In fact, Chait's piece was full of eminently reasonable objections to the current administration's policies and tactics. (Chait is a friend of mine, and we recently spent an evening in Washington discussing the upcoming Michigan football season and 2004 presidential election, in that order of interest and intensity.)
Panderer
Bush, in Chait's view, is an anti-New Deal radical masquerading as a moderate Republican, whose domestic agenda is dominated by two goals: making the richest Americans richer, by shifting the nation's tax bill toward the middle class and pandering to whatever interest group will help him get re-elected.
Regarding the first point, a new report by the nonpartisan Congressional Budget Office confirms Chait's charge: Bush's tax policies have decreased the percentage of taxes paid by the wealthiest Americans by about 10 percent, while increasing the percentage of the overall tax burden paid by those earning moderate incomes.
As to the second, the decision to fight the Iraq war on credit, along with the gargantuan prescription-drug bill and the continual feeding frenzy of K Street lobbyists at the fiscal trough, provide ample evidence that the Bush administration is happy to jettison conservative principles whenever it's buying votes, which is often.
Much of Chait's criticism, however, wasn't focused on Bush's policies: It was directed at Bush's qualifications to be president, or rather his lack of them. This was the piece's most valuable point -- and it's a shame it got lost in the subsequent rigmarole about whether liberals hate W. because he has a Texas drawl (in my view, Chait made a mistake when he emphasized his visceral reaction to such cosmetic matters). Chait's basic point was that Bush is a man of no real talent or accomplishments who, through a combination of the injustice of the American class system and a bizarre series of events, has ended up in the most important job in the world -- a job for which he was almost completely unqualified by any rational measure.

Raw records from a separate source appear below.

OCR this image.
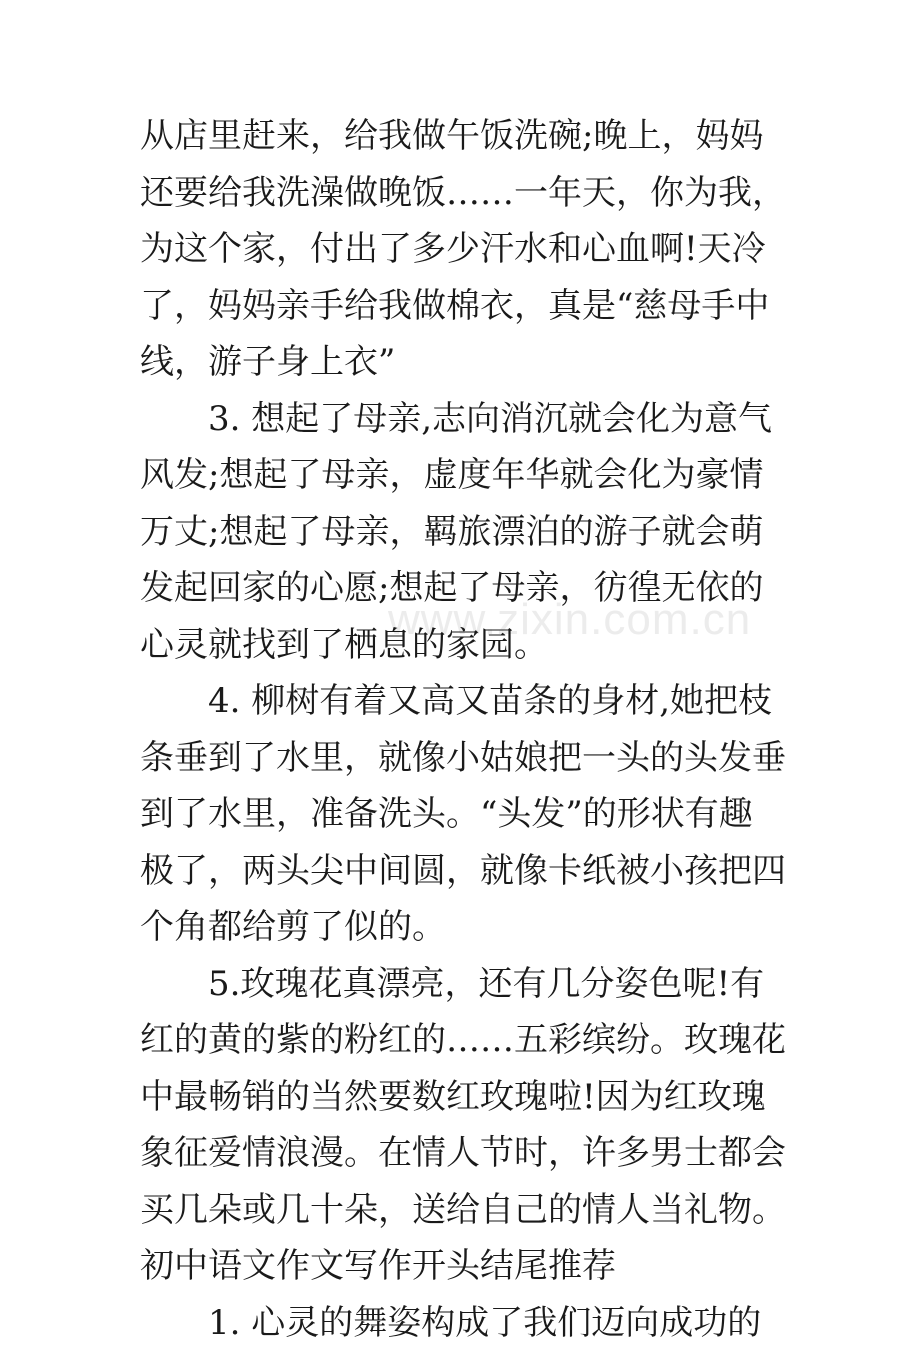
www.zixin.com.cn
从店里赶来，给我做午饭洗碗;晚上，妈妈
还要给我洗澡做晚饭……一年天，你为我，
为这个家，付出了多少汗水和心血啊!天冷
了，妈妈亲手给我做棉衣，真是“慈母手中
线，游子身上衣”
3. 想起了母亲,志向消沉就会化为意气
风发;想起了母亲，虚度年华就会化为豪情
万丈;想起了母亲，羁旅漂泊的游子就会萌
发起回家的心愿;想起了母亲，彷徨无依的
心灵就找到了栖息的家园。
4. 柳树有着又高又苗条的身材,她把枝
条垂到了水里，就像小姑娘把一头的头发垂
到了水里，准备洗头。“头发”的形状有趣
极了，两头尖中间圆，就像卡纸被小孩把四
个角都给剪了似的。
5.玫瑰花真漂亮，还有几分姿色呢!有
红的黄的紫的粉红的……五彩缤纷。玫瑰花
中最畅销的当然要数红玫瑰啦!因为红玫瑰
象征爱情浪漫。在情人节时，许多男士都会
买几朵或几十朵，送给自己的情人当礼物。
初中语文作文写作开头结尾推荐
1. 心灵的舞姿构成了我们迈向成功的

Unlike Chait, I don't hate George W. Bush, and I find much of the vitriol aimed at him sophomoric and annoying. But Chait's basic point is, I believe, absolutely correct.
Unambiguous failure
Until well into middle age, Bush was an unambiguous failure. A beneficiary of endless unearned privileges -- admissions to the best schools, soft military service during Vietnam, plum business deals during the oil boom -- he squandered the many opportunities that were handed him because he was his father's son, while partying his way through large sums of other people's money.
That he decided to sober up and finally get a real job is to his credit. That this job was governor of one of America's most populous states is disturbing. His rapid ascension from failed crony capitalist to president of the United States has created a remarkable overall r & eacute;sum & eacute; -- one that's "all hat and no cattle," as they say in Texas.

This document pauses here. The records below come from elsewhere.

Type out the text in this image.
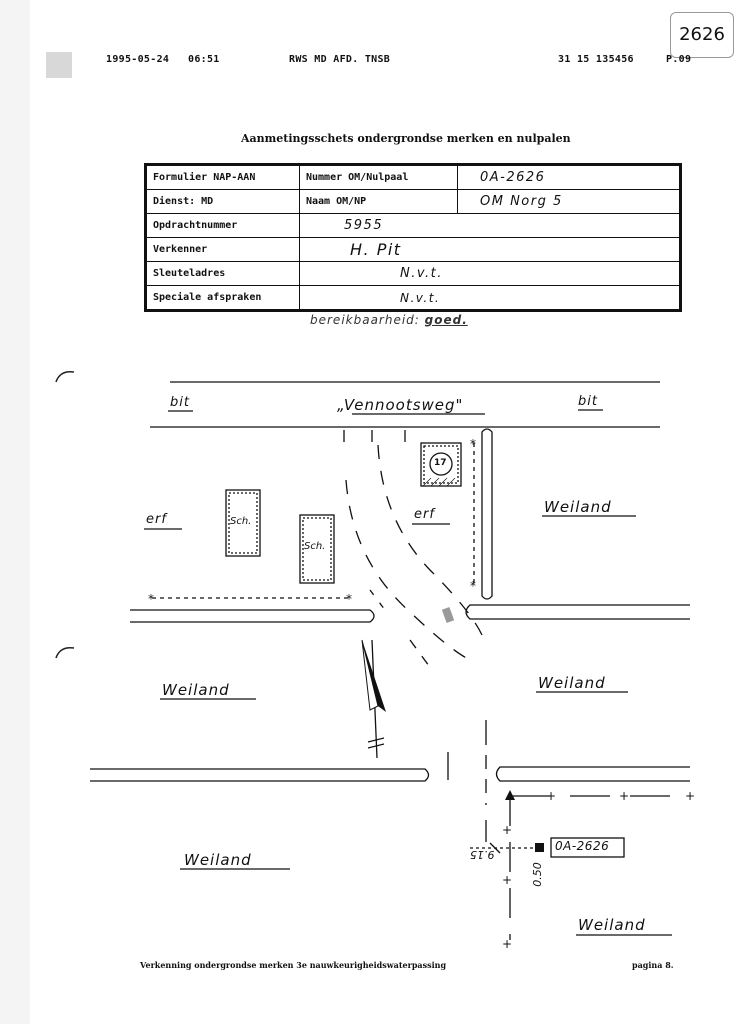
2626
1995-05-24 06:51	RWS MD AFD. TNSB	31 15 135456	P.09
Aanmetingsschets ondergrondse merken en nulpalen
Formulier NAP-AAN	Nummer OM/Nulpaal	0A-2626
Dienst: MD	Naam OM/NP	OM Norg 5
Opdrachtnummer	5955	
Verkenner	H. Pit	
Sleuteladres	N.v.t.	
Speciale afspraken	N.v.t.	
bereikbaarheid: goed.
*	*
*
*
+	+	+
+
+
+
bit	bit
„Vennootsweg"
erf	erf
Sch.
Sch.
17
Weiland
Weiland	Weiland
Weiland
Weiland
0A-2626
9.15
0.50
Verkenning ondergrondse merken 3e nauwkeurigheidswaterpassing	pagina 8.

Republicans point out that John Kerry keeps harping on his military service because of his undistinguished senatorial career. It's a valid point. Still, compared to Bush in 2000, Kerry looks like Abraham Lincoln and Alexander the Great rolled into one.
Has his subsequent performance vindicated the decision to appoint a man with almost no achievements to the world's most important job? You don't have to hate George W. Bush to ask that question.
X Paul Campos, a law professor at the University of Colorado.